Note that the return type of the evaluateFile(...) function can be/is std::complex<double>, even though only double-valued types are returned. Lines tagged with // (%) are subject to change when trying out the complex-valued file xyzC.txt.
Instantiating exprtk::parser<std::complex<double> > throws (among others)
./exprtk.hpp:1587:10: error: no matching function for call to 'abs_impl'
exprtk_define_unary_function(abs )
while all other needed types seem to not complain about the type std::complex<double>.

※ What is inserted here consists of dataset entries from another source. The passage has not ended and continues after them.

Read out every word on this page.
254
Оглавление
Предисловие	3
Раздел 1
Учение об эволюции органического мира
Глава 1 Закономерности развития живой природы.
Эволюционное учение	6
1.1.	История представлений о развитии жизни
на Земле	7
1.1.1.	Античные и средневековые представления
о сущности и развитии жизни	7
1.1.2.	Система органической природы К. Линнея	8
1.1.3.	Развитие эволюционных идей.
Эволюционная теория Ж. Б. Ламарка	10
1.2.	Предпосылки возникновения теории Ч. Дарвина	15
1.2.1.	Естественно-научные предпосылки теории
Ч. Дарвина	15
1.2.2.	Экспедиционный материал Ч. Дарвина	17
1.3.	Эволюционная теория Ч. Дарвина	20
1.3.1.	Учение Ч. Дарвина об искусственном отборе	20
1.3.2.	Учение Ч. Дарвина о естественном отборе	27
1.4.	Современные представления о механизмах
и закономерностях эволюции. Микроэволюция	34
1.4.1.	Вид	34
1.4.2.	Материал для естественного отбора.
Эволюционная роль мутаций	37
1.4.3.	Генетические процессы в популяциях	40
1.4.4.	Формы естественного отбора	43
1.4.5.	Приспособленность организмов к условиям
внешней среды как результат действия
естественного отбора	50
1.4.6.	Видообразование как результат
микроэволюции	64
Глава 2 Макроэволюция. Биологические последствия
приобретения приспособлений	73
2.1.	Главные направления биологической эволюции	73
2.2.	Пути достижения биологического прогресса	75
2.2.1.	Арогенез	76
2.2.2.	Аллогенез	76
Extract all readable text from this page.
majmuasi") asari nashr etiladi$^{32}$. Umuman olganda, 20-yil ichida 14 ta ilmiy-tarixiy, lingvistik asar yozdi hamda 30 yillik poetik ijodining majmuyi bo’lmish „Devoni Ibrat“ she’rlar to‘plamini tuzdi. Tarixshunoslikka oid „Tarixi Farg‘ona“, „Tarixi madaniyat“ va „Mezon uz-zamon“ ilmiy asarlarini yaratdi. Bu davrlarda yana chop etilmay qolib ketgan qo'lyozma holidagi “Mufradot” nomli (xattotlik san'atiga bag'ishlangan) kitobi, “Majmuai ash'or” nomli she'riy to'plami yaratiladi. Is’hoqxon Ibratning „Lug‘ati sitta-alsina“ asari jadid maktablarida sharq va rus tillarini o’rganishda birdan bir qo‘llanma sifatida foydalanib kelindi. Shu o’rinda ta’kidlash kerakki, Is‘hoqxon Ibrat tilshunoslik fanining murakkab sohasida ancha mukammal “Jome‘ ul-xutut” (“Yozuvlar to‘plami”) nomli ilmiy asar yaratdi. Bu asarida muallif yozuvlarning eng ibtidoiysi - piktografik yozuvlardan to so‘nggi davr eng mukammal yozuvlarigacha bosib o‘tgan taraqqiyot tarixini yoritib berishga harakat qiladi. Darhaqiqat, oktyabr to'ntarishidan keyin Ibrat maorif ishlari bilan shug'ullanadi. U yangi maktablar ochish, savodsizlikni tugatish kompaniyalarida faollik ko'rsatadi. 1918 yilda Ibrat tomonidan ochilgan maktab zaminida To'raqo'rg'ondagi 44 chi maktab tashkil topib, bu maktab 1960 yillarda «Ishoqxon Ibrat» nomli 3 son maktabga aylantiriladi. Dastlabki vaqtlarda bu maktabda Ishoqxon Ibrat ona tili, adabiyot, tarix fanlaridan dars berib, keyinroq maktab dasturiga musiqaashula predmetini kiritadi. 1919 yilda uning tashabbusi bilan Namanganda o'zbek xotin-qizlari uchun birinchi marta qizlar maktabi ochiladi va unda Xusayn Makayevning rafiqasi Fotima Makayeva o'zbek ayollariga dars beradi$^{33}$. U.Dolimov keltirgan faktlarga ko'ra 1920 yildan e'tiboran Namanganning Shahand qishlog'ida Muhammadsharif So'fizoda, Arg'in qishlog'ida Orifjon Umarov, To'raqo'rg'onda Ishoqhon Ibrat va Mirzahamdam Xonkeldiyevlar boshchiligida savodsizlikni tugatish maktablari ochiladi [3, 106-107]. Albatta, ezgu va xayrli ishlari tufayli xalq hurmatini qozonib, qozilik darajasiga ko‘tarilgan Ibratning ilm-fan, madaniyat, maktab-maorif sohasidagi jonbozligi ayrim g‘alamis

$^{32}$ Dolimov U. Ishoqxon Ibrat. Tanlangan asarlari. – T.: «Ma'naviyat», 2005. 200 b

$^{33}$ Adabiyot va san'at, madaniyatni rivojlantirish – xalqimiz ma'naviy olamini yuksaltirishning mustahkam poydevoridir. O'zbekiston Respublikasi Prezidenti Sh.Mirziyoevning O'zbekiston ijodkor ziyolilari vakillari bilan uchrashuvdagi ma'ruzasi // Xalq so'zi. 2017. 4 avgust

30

I actually know next to nothing about ExprTk (just what I just read in its documentation and a bit of its code -- EDIT: now somewhat more of its code), but it seems to me unlikely that you'll be able to accomplish what you want without doing some major surgery to the package.
The basis of its API, as you demonstrate in your question, are template objects specialised on a single datatype. The documentation says that that type "…can be any floating point type. This includes… any custom type conforming to an interface comptaible (sic) with the standard floating point type." Unfortunately, it doesn't clarify what they consider the interface of the standard floating point type to be; if it includes every standard library function which could take a floating point argument, it's a very big interface indeed. However, the distribution includes the adaptor used to create a compatible interface for the MPFR package which gives some kind of idea what is necessary.
But the issue here is that I suspect you don't want an evaluator which can only handle complex numbers. It seems to me that you want to be able to work with both real and complex numbers. For example, there are expressions which are unambiguous for real numbers and somewhat arbitrary for complex numbers; these include a < b and max(a, b), neither of which are implemented for complex types in C++. However, they are quite commonly used in real-valued expressions, so just eliminating them from the evaluation language would seem a bit arbitrary. [Note 1] ExprTK does assume that the numeric type is ordered for some purposes, including its incorrect (imho) delta equality operator, and those comparisons are responsible for a lot of the error messages which you are receiving.
The ExprTK header does correctly figure out that std::complex<double> is a complex type, and tags it as such. However, no implementation is provided for any standard function called on complex numbers, even though C++ includes implementations for many of them. This absence is basically what triggers the rest of the errors, including the one you mention for abs, which is an example of a math function which C++ does implement for complex numbers. [Note 2]
That doesn't mean that there is no solution; just that the solution is going to involve a certain amount of work. So a first step might be to fill in the implementations for complex types, as per the MPFR adaptor linked to above (although not everything goes through the _impl methods, as noted above with respect to ordered comparison operators).
One option would be to write your own "real or complex" datatype; in a simple implementation, you could use a discriminated union like:
template<typename T>
class RealOrComplex {
public:
RealOrComplex(T a = 0)
: is_complex_(false), value_.real(a) {}
RealOrComplex(std::complex<T> a)
: is_complex_(true), value_.cplx(a) {}
// Operator implementations, omitted
private:
bool is_complex_;
union {
T real;
std::complex<T> cmplx;
} value_;
};
A possible simpler but more problematic approach would be to let a real number simply be a complex number whose imaginary part is 0 and then write shims for any missing standard library math functions. But you might well need to shim a large part of the Loop library as well.
So while all that is doable, actually doing it is, I'm afraid, too much work for an SO answer.
Since there is some indication in the ExprTK source that the author is aware of the existence of complex numbers, you might want to contact them directly to ask about the possibility of a future implementation.
Notes
It seems that Mathematica throws an error, if these operations are attempted on complex arguments. On the other hand, MatLab makes an arbitrary choice: ordered comparison looks only at the real part, but maximum is (inconsistently) handled by converting to polar coordinates and then comparing component-wise.
Forcing standard interfaces to be explicitly configured seems to me to be a curious implementation choice. Surely it would have been better to allow standard functions to be the default implementation, which would also avoid unnecessary shims like the explicit reimplementation of log1p and other standard math functions. (Perhaps these correspond to known inadequacies in certain math libraries, though.)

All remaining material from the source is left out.